The unexpected answer, according to Cosimo Stornajolo, the cataloguer of many such Vatican manuscripts, is that the image depicts Jor and Dan, personifications
of the river Jordan. According to Stornajolo, the strange scene on folio 11v
depicts Jor and Dan changing out of their clothes to bathe in the river Jordan, and the four swimmers below are simply the two men at various stages of their swim.
The reason this scene is included is explained by the upper part of
the same miniature, which depicts Joachim, father of the Virgin, going
up a mountain to pray in loneliness and desperation at his inability to
obtain a child. This comes from the first homily, based on the
apocryphal Protevangelium of James, on which I have posted in the past. He is not a happy chappie:
The
frolicking seems to be an artistic device to create a contrast with his
profound grief. As he descends the mountain, the story takes a
decisive turn: an angel announces to him his wife is no longer infertile
and he eagerly steps up the pace home to beget the Baby Mary.
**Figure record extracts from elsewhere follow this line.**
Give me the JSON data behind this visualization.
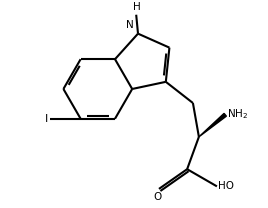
{
  "bg_color": "#ffffff",
  "lc": "#000000",
  "lw": 1.5,
  "fs": 8.0,
  "BL": 0.19,
  "bcx": 0.3,
  "bcy": 0.6,
  "xlim": [
    -0.05,
    1.05
  ],
  "ylim": [
    -0.05,
    1.05
  ]
}
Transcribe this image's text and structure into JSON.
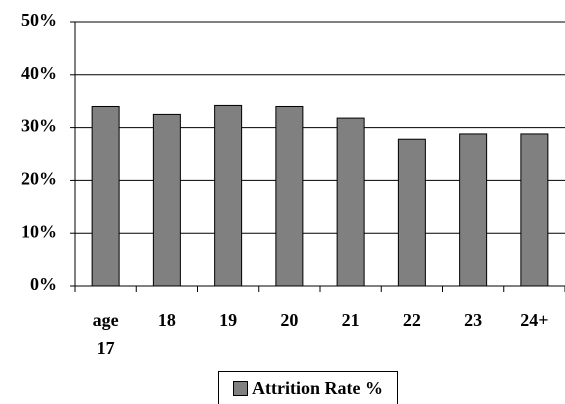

There was an ancient tradition, endorsed by Jerome of
Stridon, alleging that the river had been named as the union of two tributaries, the Dan and the Jor: "Dan is one of the sources of the Jordan. For the other source is indeed called the Jor, which means rheithron, that is 'a brook'." (Quaestiones, Genesis 14:14) and "from whence the Jordan arises [bursts forth and receives its name. Ior is Hebrew for reithron, i.e., stream. or river (De quo et Jordanis flumen erumpens a loco sortitus est nomen. Jor quippe ῥεῖθρον, id est, fluvium sive rivum Hebraei vocant.)" (Onomast.)
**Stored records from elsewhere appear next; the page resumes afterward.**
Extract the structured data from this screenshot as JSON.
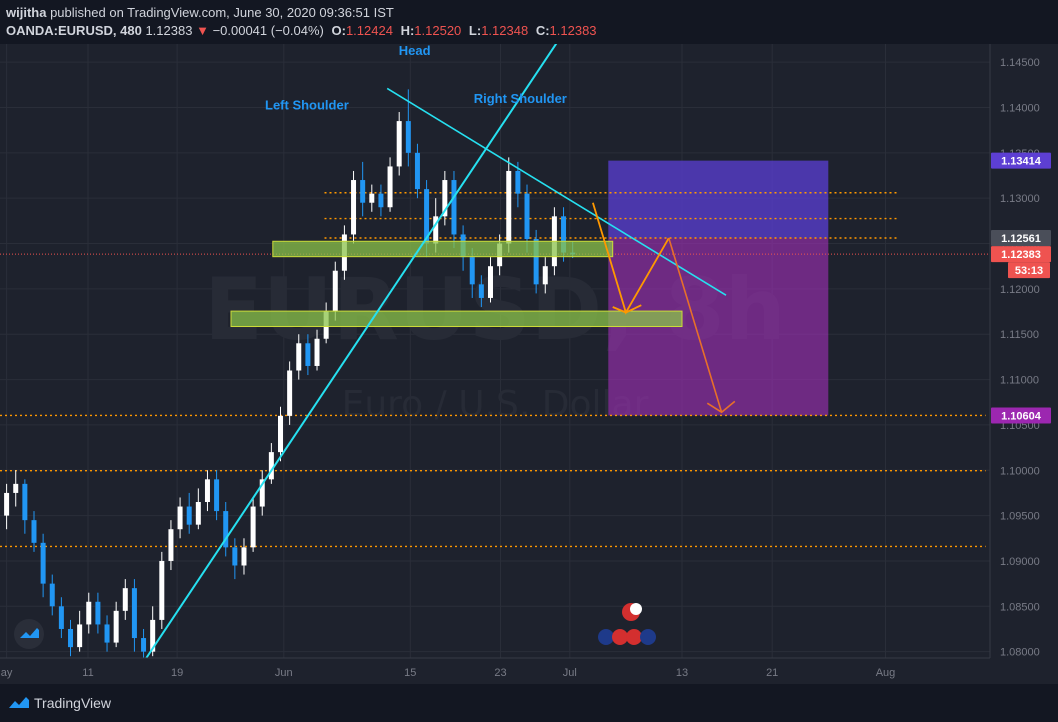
{
  "header": {
    "author": "wijitha",
    "published_text": "published on TradingView.com, June 30, 2020 09:36:51 IST",
    "symbol": "OANDA:EURUSD, 480",
    "last": "1.12383",
    "change": "−0.00041 (−0.04%)",
    "o_label": "O:",
    "o": "1.12424",
    "h_label": "H:",
    "h": "1.12520",
    "l_label": "L:",
    "l": "1.12348",
    "c_label": "C:",
    "c": "1.12383"
  },
  "footer": {
    "brand": "TradingView"
  },
  "colors": {
    "bull": "#ffffff",
    "bear": "#2196f3",
    "trend": "#26e0f0",
    "level": "#ff9800",
    "zone": "#8bc34a"
  },
  "chart_data": {
    "type": "candlestick",
    "watermark_symbol": "EURUSD, 8h",
    "watermark_name": "Euro / U.S. Dollar",
    "ylim": [
      1.0793,
      1.147
    ],
    "xlim": [
      0,
      90
    ],
    "y_ticks": [
      "1.14500",
      "1.14000",
      "1.13500",
      "1.13000",
      "1.12500",
      "1.12000",
      "1.11500",
      "1.11000",
      "1.10500",
      "1.10000",
      "1.09500",
      "1.09000",
      "1.08500",
      "1.08000"
    ],
    "x_ticks": [
      {
        "label": "ay",
        "x": 0.6
      },
      {
        "label": "11",
        "x": 8
      },
      {
        "label": "19",
        "x": 16.1
      },
      {
        "label": "Jun",
        "x": 25.8
      },
      {
        "label": "15",
        "x": 37.3
      },
      {
        "label": "23",
        "x": 45.5
      },
      {
        "label": "Jul",
        "x": 51.8
      },
      {
        "label": "13",
        "x": 62
      },
      {
        "label": "21",
        "x": 70.2
      },
      {
        "label": "Aug",
        "x": 80.5
      }
    ],
    "price_labels": [
      {
        "value": "1.13414",
        "color": "#5d3fd3"
      },
      {
        "value": "1.12561",
        "color": "#4a4e59"
      },
      {
        "value": "1.12383",
        "color": "#ef5350"
      },
      {
        "value": "53:13",
        "color": "#ef5350"
      },
      {
        "value": "1.10604",
        "color": "#9c27b0"
      }
    ],
    "annotations": [
      "Head",
      "Left Shoulder",
      "Right Shoulder"
    ],
    "candles": [
      [
        1.095,
        1.0975,
        1.0935,
        1.0985
      ],
      [
        1.0975,
        1.0985,
        1.096,
        1.1
      ],
      [
        1.0985,
        1.0945,
        1.093,
        1.099
      ],
      [
        1.0945,
        1.092,
        1.091,
        1.0955
      ],
      [
        1.092,
        1.0875,
        1.086,
        1.093
      ],
      [
        1.0875,
        1.085,
        1.084,
        1.0885
      ],
      [
        1.085,
        1.0825,
        1.0815,
        1.086
      ],
      [
        1.0825,
        1.0805,
        1.0795,
        1.0835
      ],
      [
        1.0805,
        1.083,
        1.08,
        1.0845
      ],
      [
        1.083,
        1.0855,
        1.082,
        1.0865
      ],
      [
        1.0855,
        1.083,
        1.082,
        1.0865
      ],
      [
        1.083,
        1.081,
        1.08,
        1.084
      ],
      [
        1.081,
        1.0845,
        1.0805,
        1.0855
      ],
      [
        1.0845,
        1.087,
        1.0835,
        1.088
      ],
      [
        1.087,
        1.0815,
        1.08,
        1.088
      ],
      [
        1.0815,
        1.08,
        1.079,
        1.0825
      ],
      [
        1.08,
        1.0835,
        1.0795,
        1.085
      ],
      [
        1.0835,
        1.09,
        1.0825,
        1.091
      ],
      [
        1.09,
        1.0935,
        1.089,
        1.0945
      ],
      [
        1.0935,
        1.096,
        1.0925,
        1.097
      ],
      [
        1.096,
        1.094,
        1.093,
        1.0975
      ],
      [
        1.094,
        1.0965,
        1.0935,
        1.098
      ],
      [
        1.0965,
        1.099,
        1.0955,
        1.1
      ],
      [
        1.099,
        1.0955,
        1.0945,
        1.1
      ],
      [
        1.0955,
        1.0915,
        1.0905,
        1.0965
      ],
      [
        1.0915,
        1.0895,
        1.088,
        1.0925
      ],
      [
        1.0895,
        1.0915,
        1.0885,
        1.0925
      ],
      [
        1.0915,
        1.096,
        1.091,
        1.097
      ],
      [
        1.096,
        1.099,
        1.095,
        1.1
      ],
      [
        1.099,
        1.102,
        1.0985,
        1.103
      ],
      [
        1.102,
        1.106,
        1.101,
        1.107
      ],
      [
        1.106,
        1.111,
        1.105,
        1.112
      ],
      [
        1.111,
        1.114,
        1.11,
        1.115
      ],
      [
        1.114,
        1.1115,
        1.1105,
        1.115
      ],
      [
        1.1115,
        1.1145,
        1.111,
        1.1155
      ],
      [
        1.1145,
        1.1175,
        1.114,
        1.1185
      ],
      [
        1.1175,
        1.122,
        1.1165,
        1.123
      ],
      [
        1.122,
        1.126,
        1.121,
        1.127
      ],
      [
        1.126,
        1.132,
        1.125,
        1.133
      ],
      [
        1.132,
        1.1295,
        1.128,
        1.134
      ],
      [
        1.1295,
        1.1305,
        1.1285,
        1.1315
      ],
      [
        1.1305,
        1.129,
        1.128,
        1.1315
      ],
      [
        1.129,
        1.1335,
        1.1285,
        1.1345
      ],
      [
        1.1335,
        1.1385,
        1.1325,
        1.1395
      ],
      [
        1.1385,
        1.135,
        1.1335,
        1.142
      ],
      [
        1.135,
        1.131,
        1.13,
        1.136
      ],
      [
        1.131,
        1.125,
        1.1235,
        1.132
      ],
      [
        1.125,
        1.128,
        1.124,
        1.13
      ],
      [
        1.128,
        1.132,
        1.127,
        1.133
      ],
      [
        1.132,
        1.126,
        1.1245,
        1.133
      ],
      [
        1.126,
        1.1235,
        1.122,
        1.127
      ],
      [
        1.1235,
        1.1205,
        1.119,
        1.1245
      ],
      [
        1.1205,
        1.119,
        1.118,
        1.1215
      ],
      [
        1.119,
        1.1225,
        1.1185,
        1.1235
      ],
      [
        1.1225,
        1.125,
        1.1215,
        1.126
      ],
      [
        1.125,
        1.133,
        1.124,
        1.1345
      ],
      [
        1.133,
        1.1305,
        1.129,
        1.134
      ],
      [
        1.1305,
        1.1255,
        1.124,
        1.1315
      ],
      [
        1.1255,
        1.1205,
        1.1195,
        1.1265
      ],
      [
        1.1205,
        1.1225,
        1.1195,
        1.1235
      ],
      [
        1.1225,
        1.128,
        1.1215,
        1.129
      ],
      [
        1.128,
        1.124,
        1.123,
        1.129
      ],
      [
        1.124,
        1.1238,
        1.1234,
        1.1252
      ]
    ]
  }
}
Here is Stornajolo's plate of the bathing miniature with the description, "Prayer of Joachim". Stornajolo describes the swimmers as follows: Alcuni si bagnano nel Giordano, personificato da due mezze figure, che, secondo un'antica opinione, accettata anche da S. Girolamo, rappresentavano le due sorgenti lor e Dan, donde poi, secondo tale falsa opinione, sarebbe stato formato il nome del fiume.
Another manuscript of the Homilies is Paris BNF gr. 1208 (Pinakes) which is only online in black and white.